Sementara itu, perusahaan seperti Redmi juga tak kalah inovatif dengan monitor gaming 320 Hz. Kalau di Bumi aja teknologinya sudah secepat ini, bayangkan kalau diintegrasikan dengan komputer super antariksa.
Yang pasti, perlombaan teknologi bukan cuma tentang siapa paling cepat, tapi juga siapa yang bisa membuat dampak nyata. Dari game hingga keselamatan jutaan orang, komputasi luar angkasa punya potensi mengubah segalanya.
Untuk tahu lebih dalam tentang proyek AI China lainnya, simak prediksi Bill Gates tentang masa depan pekerjaan.
Komputer Super
China telah membuat langkah besar dengan meluncurkan Komputer Super pertama di antariksa. Proyek ini bukan hanya bukti kemajuan teknologi mereka, tapi juga sinyal bahwa era komputasi orbital sudah dimulai.

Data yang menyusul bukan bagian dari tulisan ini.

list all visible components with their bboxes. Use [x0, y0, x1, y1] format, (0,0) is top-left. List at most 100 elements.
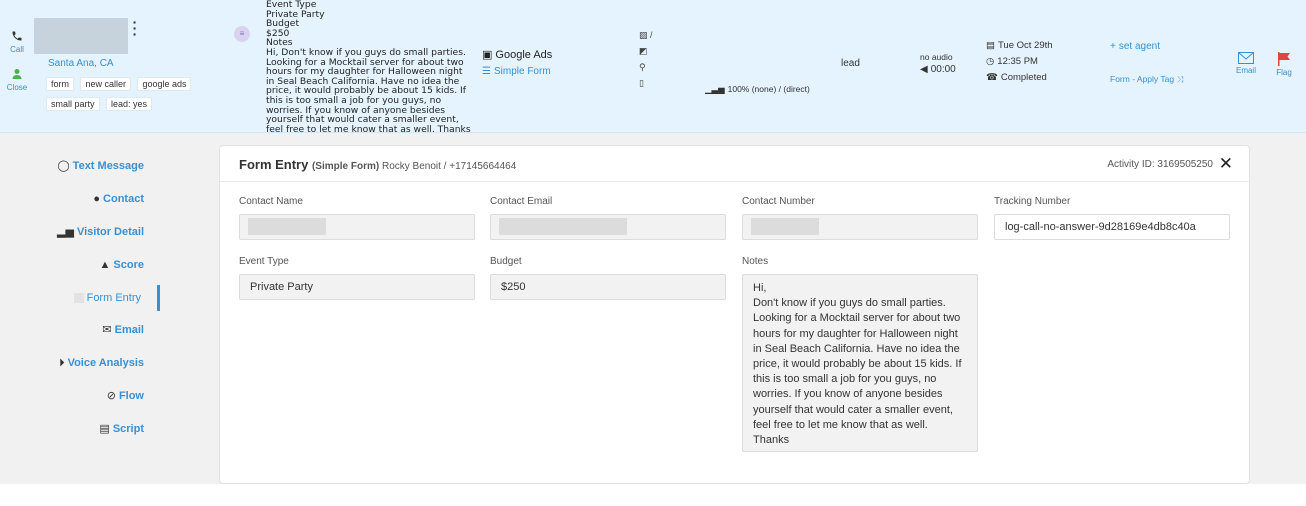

Dengan pendinginan alami dari ruang hampa dan kemampuan pemrosesan data langsung di orbit, jaringan satelit ini bisa mengubah banyak hal—dari prediksi bencana hingga pengembangan AI mandiri di luar angkasa. Tantangan ke depan? Membuat teknologi ini semakin terjangkau dan bermanfaat untuk semua.
Sementara China terus meluncurkan satelit baru, negara-negara lain pasti tak mau ketinggalan. Perlombaan teknologi antariksa semakin panas, dan kita semua akan merasakan dampaknya.
Penasaran dengan inovasi terbaru di bidang AI? Simak juga perkembangan DeepSeek dan Zuchongzhi 3 yang tak kalah futuristik.
Masa depan bukan lagi tentang siapa yang punya server terkuat di Bumi, tapi siapa yang bisa mengoptimalkan kekuatan komputasi di luar angkasa. Dan China jelas sudah memulai dengan langkah besar.